Wiz researchers examined 50 firms from the Forbes AI 50 list and confirmed that 65% had exposed verified secrets such as API keys, tokens and credentials. Collectively, the affected companies are valued at more than $400bn.

The research, published today, suggests that rapid innovation in artificial intelligence is outpacing basic cybersecurity practices. Even companies with minimal public repositories were found to have leaked information.

One firm with no public repositories and only 14 members still exposed secrets, while another with 60 public repositories avoided leaks entirely, likely due to stronger security practices.

Digging Below the Surface

To identify these exposures, the researchers said they expanded their scanning beyond traditional GitHub searches.

Wiz’s “Depth, Perimeter and Coverage” framework looked deeper into commit histories, deleted forks, gists and even contributors’ personal repositories.

This approach helped uncover secrets hidden in obscure or deleted parts of codebases that standard scanners often miss.

Among the most commonly leaked credentials were API keys from WeightsAndBiases, ElevenLabs and HuggingFace.
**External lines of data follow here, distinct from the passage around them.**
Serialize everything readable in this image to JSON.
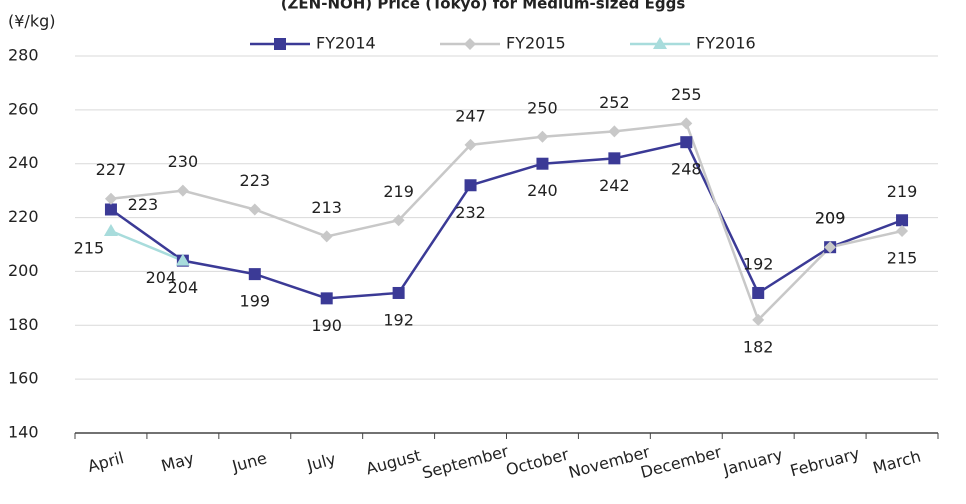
{
  "chart_data": {
    "type": "line",
    "title": "(ZEN-NOH) Price (Tokyo) for Medium-sized Eggs",
    "y_label": "(¥/kg)",
    "categories": [
      "April",
      "May",
      "June",
      "July",
      "August",
      "September",
      "October",
      "November",
      "December",
      "January",
      "February",
      "March"
    ],
    "series": [
      {
        "name": "FY2014",
        "color": "#3b3a96",
        "marker": "square",
        "values": [
          223,
          204,
          199,
          190,
          192,
          232,
          240,
          242,
          248,
          192,
          209,
          219
        ]
      },
      {
        "name": "FY2015",
        "color": "#c8c8c8",
        "marker": "diamond",
        "values": [
          227,
          230,
          223,
          213,
          219,
          247,
          250,
          252,
          255,
          182,
          209,
          215
        ]
      },
      {
        "name": "FY2016",
        "color": "#a8dcdc",
        "marker": "triangle",
        "values": [
          215,
          204,
          null,
          null,
          null,
          null,
          null,
          null,
          null,
          null,
          null,
          null
        ]
      }
    ],
    "ylim": [
      140,
      280
    ],
    "yticks": [
      140,
      160,
      180,
      200,
      220,
      240,
      260,
      280
    ],
    "grid": true,
    "legend": "top"
  }
}
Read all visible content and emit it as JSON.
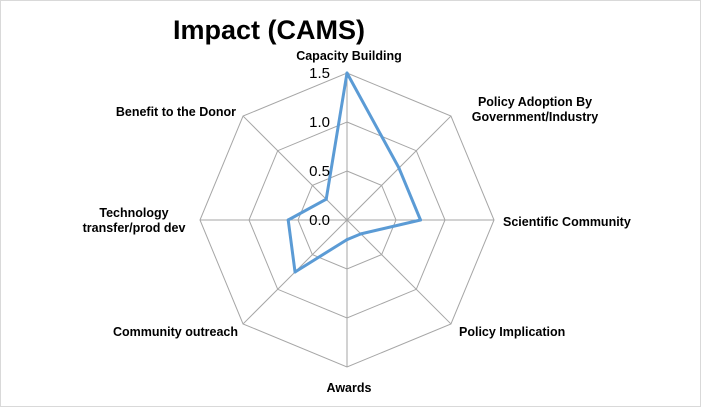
{
  "chart_data": {
    "type": "radar",
    "title": "Impact (CAMS)",
    "categories": [
      "Capacity  Building",
      "Policy Adoption By Government/Industry",
      "Scientific Community",
      "Policy Implication",
      "Awards",
      "Community outreach",
      "Technology transfer/prod dev",
      "Benefit to the Donor"
    ],
    "category_lines": [
      [
        "Capacity  Building"
      ],
      [
        "Policy Adoption By",
        "Government/Industry"
      ],
      [
        "Scientific Community"
      ],
      [
        "Policy Implication"
      ],
      [
        "Awards"
      ],
      [
        "Community outreach"
      ],
      [
        "Technology",
        "transfer/prod dev"
      ],
      [
        "Benefit to the Donor"
      ]
    ],
    "series": [
      {
        "values": [
          1.5,
          0.75,
          0.75,
          0.2,
          0.2,
          0.75,
          0.6,
          0.3
        ]
      }
    ],
    "r_ticks": [
      "0.0",
      "0.5",
      "1.0",
      "1.5"
    ],
    "r_tick_values": [
      0,
      0.5,
      1.0,
      1.5
    ],
    "rlim": [
      0,
      1.5
    ],
    "grid": true,
    "legend": "none",
    "colors": {
      "series": "#5b9bd5",
      "grid": "#a6a6a6"
    }
  }
}
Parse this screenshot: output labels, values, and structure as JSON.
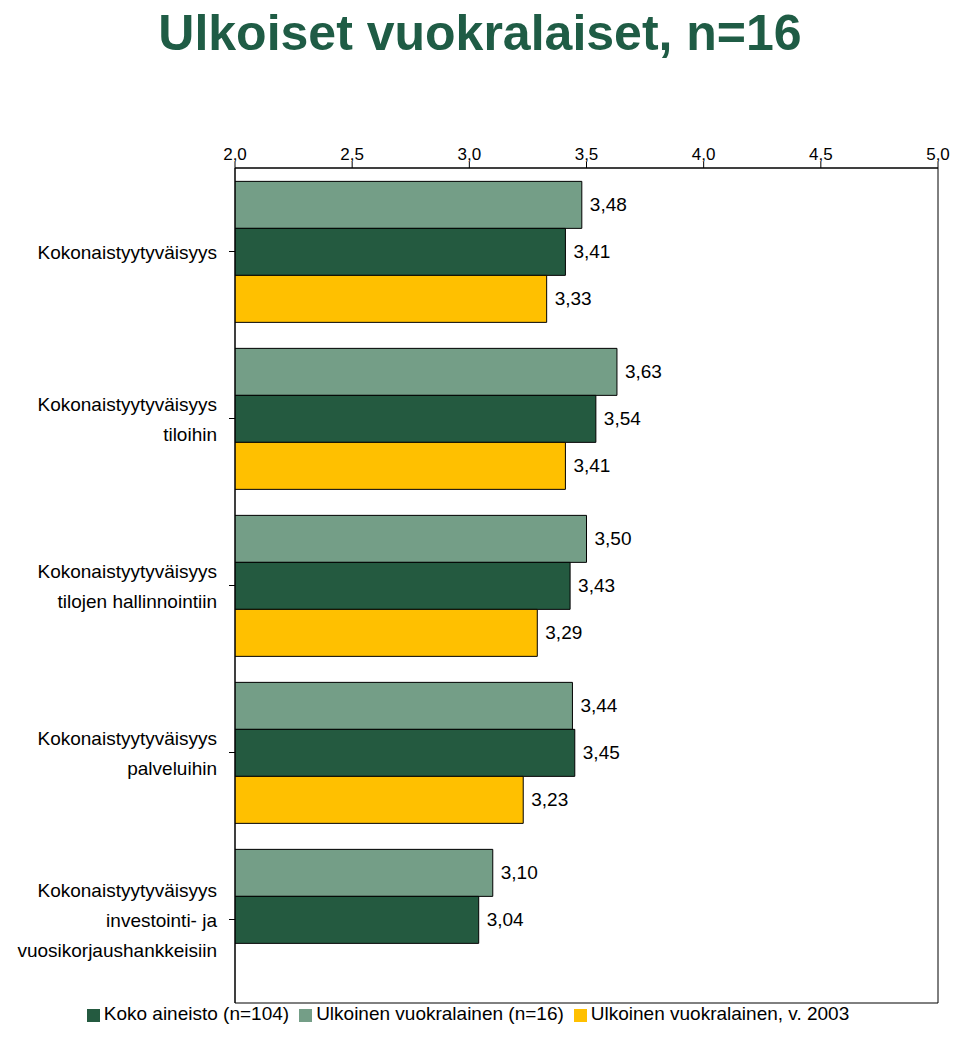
{
  "chart_data": {
    "type": "bar",
    "orientation": "horizontal",
    "title": "Ulkoiset vuokralaiset, n=16",
    "categories": [
      "Kokonaistyytyväisyys",
      "Kokonaistyytyväisyys tiloihin",
      "Kokonaistyytyväisyys tilojen hallinnointiin",
      "Kokonaistyytyväisyys palveluihin",
      "Kokonaistyytyväisyys investointi- ja vuosikorjaushankkeisiin"
    ],
    "series": [
      {
        "name": "Ulkoinen vuokralainen (n=16)",
        "color": "#749E87",
        "values": [
          3.48,
          3.63,
          3.5,
          3.44,
          3.1
        ],
        "value_labels": [
          "3,48",
          "3,63",
          "3,50",
          "3,44",
          "3,10"
        ]
      },
      {
        "name": "Koko aineisto (n=104)",
        "color": "#245A40",
        "values": [
          3.41,
          3.54,
          3.43,
          3.45,
          3.04
        ],
        "value_labels": [
          "3,41",
          "3,54",
          "3,43",
          "3,45",
          "3,04"
        ]
      },
      {
        "name": "Ulkoinen vuokralainen, v. 2003",
        "color": "#FFC000",
        "values": [
          3.33,
          3.41,
          3.29,
          3.23,
          null
        ],
        "value_labels": [
          "3,33",
          "3,41",
          "3,29",
          "3,23",
          null
        ]
      }
    ],
    "xlim": [
      2.0,
      5.0
    ],
    "xticks": [
      {
        "value": 2.0,
        "label": "2,0"
      },
      {
        "value": 2.5,
        "label": "2,5"
      },
      {
        "value": 3.0,
        "label": "3,0"
      },
      {
        "value": 3.5,
        "label": "3,5"
      },
      {
        "value": 4.0,
        "label": "4,0"
      },
      {
        "value": 4.5,
        "label": "4,5"
      },
      {
        "value": 5.0,
        "label": "5,0"
      }
    ],
    "data_labels": true,
    "legend": "bottom",
    "grid": false
  }
}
Some of these could have allowed access to private training data or organizational information – critical assets for AI development.

Credit: Wiz.
Credit: Wiz.

Read more on AI security vulnerabilities: Critical Security Flaws Grow with AI Use, New Report Shows

Disclosure Challenges

While some companies, including LangChain and ElevenLabs, acted swiftly to fix their exposures, the broader disclosure landscape remains uneven. Nearly half of all disclosures either went unanswered or failed to reach their targets.

Many organizations lacked an official process for receiving and responding to vulnerability reports, highlighting a significant gap in corporate security readiness.
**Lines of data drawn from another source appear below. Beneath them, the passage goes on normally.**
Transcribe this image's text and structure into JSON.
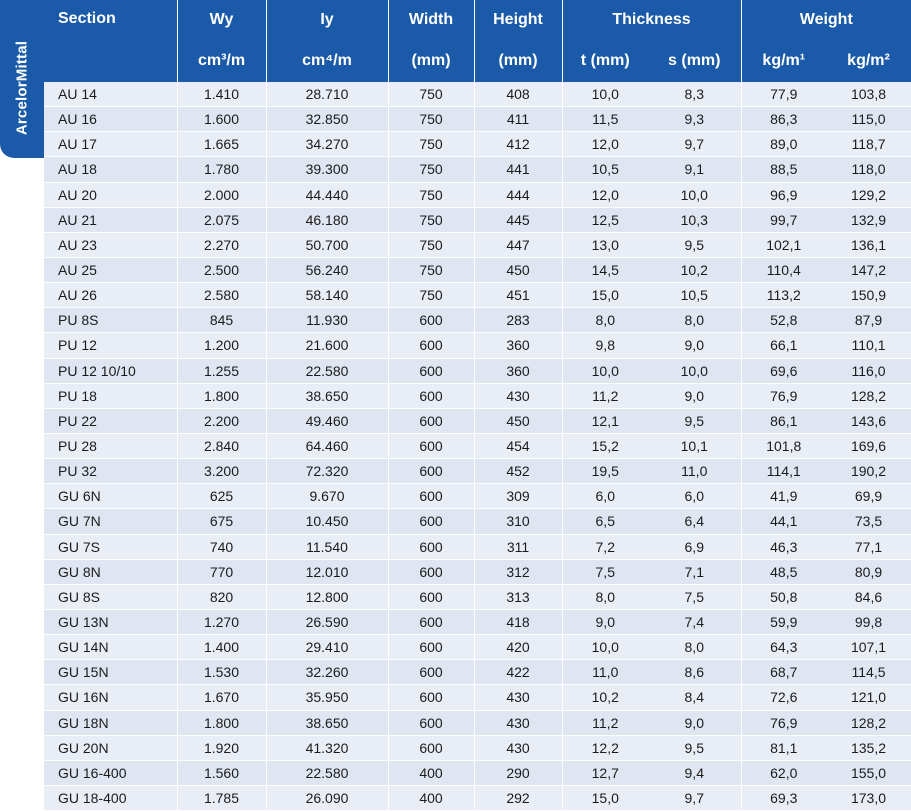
{
  "brand": "ArcelorMittal",
  "colors": {
    "header_bg": "#1a5aa8",
    "row_odd": "#e9eef6",
    "row_even": "#dfe6f1"
  },
  "header": {
    "section": "Section",
    "wy": "Wy",
    "wy_unit": "cm³/m",
    "iy": "Iy",
    "iy_unit": "cm⁴/m",
    "width": "Width",
    "width_unit": "(mm)",
    "height": "Height",
    "height_unit": "(mm)",
    "thickness": "Thickness",
    "t_unit": "t (mm)",
    "s_unit": "s (mm)",
    "weight": "Weight",
    "w1_unit": "kg/m¹",
    "w2_unit": "kg/m²"
  },
  "rows": [
    [
      "AU 14",
      "1.410",
      "28.710",
      "750",
      "408",
      "10,0",
      "8,3",
      "77,9",
      "103,8"
    ],
    [
      "AU 16",
      "1.600",
      "32.850",
      "750",
      "411",
      "11,5",
      "9,3",
      "86,3",
      "115,0"
    ],
    [
      "AU 17",
      "1.665",
      "34.270",
      "750",
      "412",
      "12,0",
      "9,7",
      "89,0",
      "118,7"
    ],
    [
      "AU 18",
      "1.780",
      "39.300",
      "750",
      "441",
      "10,5",
      "9,1",
      "88,5",
      "118,0"
    ],
    [
      "AU 20",
      "2.000",
      "44.440",
      "750",
      "444",
      "12,0",
      "10,0",
      "96,9",
      "129,2"
    ],
    [
      "AU 21",
      "2.075",
      "46.180",
      "750",
      "445",
      "12,5",
      "10,3",
      "99,7",
      "132,9"
    ],
    [
      "AU 23",
      "2.270",
      "50.700",
      "750",
      "447",
      "13,0",
      "9,5",
      "102,1",
      "136,1"
    ],
    [
      "AU 25",
      "2.500",
      "56.240",
      "750",
      "450",
      "14,5",
      "10,2",
      "110,4",
      "147,2"
    ],
    [
      "AU 26",
      "2.580",
      "58.140",
      "750",
      "451",
      "15,0",
      "10,5",
      "113,2",
      "150,9"
    ],
    [
      "PU 8S",
      "845",
      "11.930",
      "600",
      "283",
      "8,0",
      "8,0",
      "52,8",
      "87,9"
    ],
    [
      "PU 12",
      "1.200",
      "21.600",
      "600",
      "360",
      "9,8",
      "9,0",
      "66,1",
      "110,1"
    ],
    [
      "PU 12 10/10",
      "1.255",
      "22.580",
      "600",
      "360",
      "10,0",
      "10,0",
      "69,6",
      "116,0"
    ],
    [
      "PU 18",
      "1.800",
      "38.650",
      "600",
      "430",
      "11,2",
      "9,0",
      "76,9",
      "128,2"
    ],
    [
      "PU 22",
      "2.200",
      "49.460",
      "600",
      "450",
      "12,1",
      "9,5",
      "86,1",
      "143,6"
    ],
    [
      "PU 28",
      "2.840",
      "64.460",
      "600",
      "454",
      "15,2",
      "10,1",
      "101,8",
      "169,6"
    ],
    [
      "PU 32",
      "3.200",
      "72.320",
      "600",
      "452",
      "19,5",
      "11,0",
      "114,1",
      "190,2"
    ],
    [
      "GU 6N",
      "625",
      "9.670",
      "600",
      "309",
      "6,0",
      "6,0",
      "41,9",
      "69,9"
    ],
    [
      "GU 7N",
      "675",
      "10.450",
      "600",
      "310",
      "6,5",
      "6,4",
      "44,1",
      "73,5"
    ],
    [
      "GU 7S",
      "740",
      "11.540",
      "600",
      "311",
      "7,2",
      "6,9",
      "46,3",
      "77,1"
    ],
    [
      "GU 8N",
      "770",
      "12.010",
      "600",
      "312",
      "7,5",
      "7,1",
      "48,5",
      "80,9"
    ],
    [
      "GU 8S",
      "820",
      "12.800",
      "600",
      "313",
      "8,0",
      "7,5",
      "50,8",
      "84,6"
    ],
    [
      "GU 13N",
      "1.270",
      "26.590",
      "600",
      "418",
      "9,0",
      "7,4",
      "59,9",
      "99,8"
    ],
    [
      "GU 14N",
      "1.400",
      "29.410",
      "600",
      "420",
      "10,0",
      "8,0",
      "64,3",
      "107,1"
    ],
    [
      "GU 15N",
      "1.530",
      "32.260",
      "600",
      "422",
      "11,0",
      "8,6",
      "68,7",
      "114,5"
    ],
    [
      "GU 16N",
      "1.670",
      "35.950",
      "600",
      "430",
      "10,2",
      "8,4",
      "72,6",
      "121,0"
    ],
    [
      "GU 18N",
      "1.800",
      "38.650",
      "600",
      "430",
      "11,2",
      "9,0",
      "76,9",
      "128,2"
    ],
    [
      "GU 20N",
      "1.920",
      "41.320",
      "600",
      "430",
      "12,2",
      "9,5",
      "81,1",
      "135,2"
    ],
    [
      "GU 16-400",
      "1.560",
      "22.580",
      "400",
      "290",
      "12,7",
      "9,4",
      "62,0",
      "155,0"
    ],
    [
      "GU 18-400",
      "1.785",
      "26.090",
      "400",
      "292",
      "15,0",
      "9,7",
      "69,3",
      "173,0"
    ]
  ]
}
Examples include LangChain API keys found in Python and Jupyter files, and an ElevenLabs key discovered in a plaintext configuration file. Another unnamed AI 50 firm was found to have a HuggingFace token in a deleted fork, exposing roughly 1000 private models.

Strengthening Defenses

To counter these dangers, Wiz researchers urge AI startups to:

  • Implement mandatory secrets scanning for all public repositories

  • Establish clear disclosure channels for external researchers

  • Develop proprietary scanners for their unique secret types

The report concludes that as AI development accelerates, so must its security practices.

“Speed cannot compromise security,” Wiz said.

“For teams building the future of AI, both must move together.”